At that time, he couldn’t find a record label in Serbia to release his music, so he had his works published in Slovenia, by the Record production of RTV Ljubljana. However, the contract he signed with that label was extremely unfavorable, as he received very little money for the two albums that had a huge circulation. It was later revealed that Bajramović was actually illiterate, which was one of the main reasons why he signed such disadvantageous contracts.

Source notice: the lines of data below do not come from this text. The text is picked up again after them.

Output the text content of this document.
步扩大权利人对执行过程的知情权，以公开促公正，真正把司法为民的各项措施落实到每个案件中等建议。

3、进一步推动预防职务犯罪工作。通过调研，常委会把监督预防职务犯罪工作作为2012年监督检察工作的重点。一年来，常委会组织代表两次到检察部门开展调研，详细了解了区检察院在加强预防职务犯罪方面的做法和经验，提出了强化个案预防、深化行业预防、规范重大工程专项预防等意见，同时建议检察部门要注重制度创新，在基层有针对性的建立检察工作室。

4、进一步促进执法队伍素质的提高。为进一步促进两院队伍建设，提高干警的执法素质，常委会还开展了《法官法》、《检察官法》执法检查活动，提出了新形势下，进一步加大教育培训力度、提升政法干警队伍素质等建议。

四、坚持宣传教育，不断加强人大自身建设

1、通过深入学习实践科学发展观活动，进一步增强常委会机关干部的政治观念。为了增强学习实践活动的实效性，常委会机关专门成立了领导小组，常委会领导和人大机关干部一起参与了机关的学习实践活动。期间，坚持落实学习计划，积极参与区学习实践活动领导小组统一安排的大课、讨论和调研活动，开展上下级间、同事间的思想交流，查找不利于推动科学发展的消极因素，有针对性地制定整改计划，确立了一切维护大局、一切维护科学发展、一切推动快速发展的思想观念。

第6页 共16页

At the personal invitation of Nehru and Indira Gandhi, he performed in India, where he was officially proclaimed as the King of Romani Music. He collaborated and performed with the musical group “Crna Mamba” for almost two decades. He mostly sang in Italy.


Genetic Bluesman

 

In the early 1980s, it was discovered that he had malignant polyps on his vocal cords. He underwent surgery, and doctors forbade him from singing in the future. Nevertheless, just ten days after a highly
complicated operation, he held a solo concert. “I can’t live without singing.” Despite his already serious illness, he performed at the Nišville International Jazz Festival in Niš in 2005.

Although no one ever managed to categorize him into a specific genre, he was considered a raw genetic bluesman, which fully reflected his life. The magazine Time even proclaimed him one of the ten greatest
blues singers in the world.

According to some stories, at the beginning of his career, he bought white shoes because it meant he would no longer walk in the mud, but he gained and lost fortunes in a circle. One week, he would order
diamond teeth instead of the standard gold ones that became his trademark, and the next week, he would sing at a wedding for half the price to pay off gambling debts. The popular prison gambling game –
barbut, as well as rakija, were his personal hell from which he couldn’t escape, and without them, his songs wouldn’t hurt as much, nor would his life be such a blues.

He passed away on June 8, 2008, at the age of 73, in the clinical center of Niš due to a heart attack.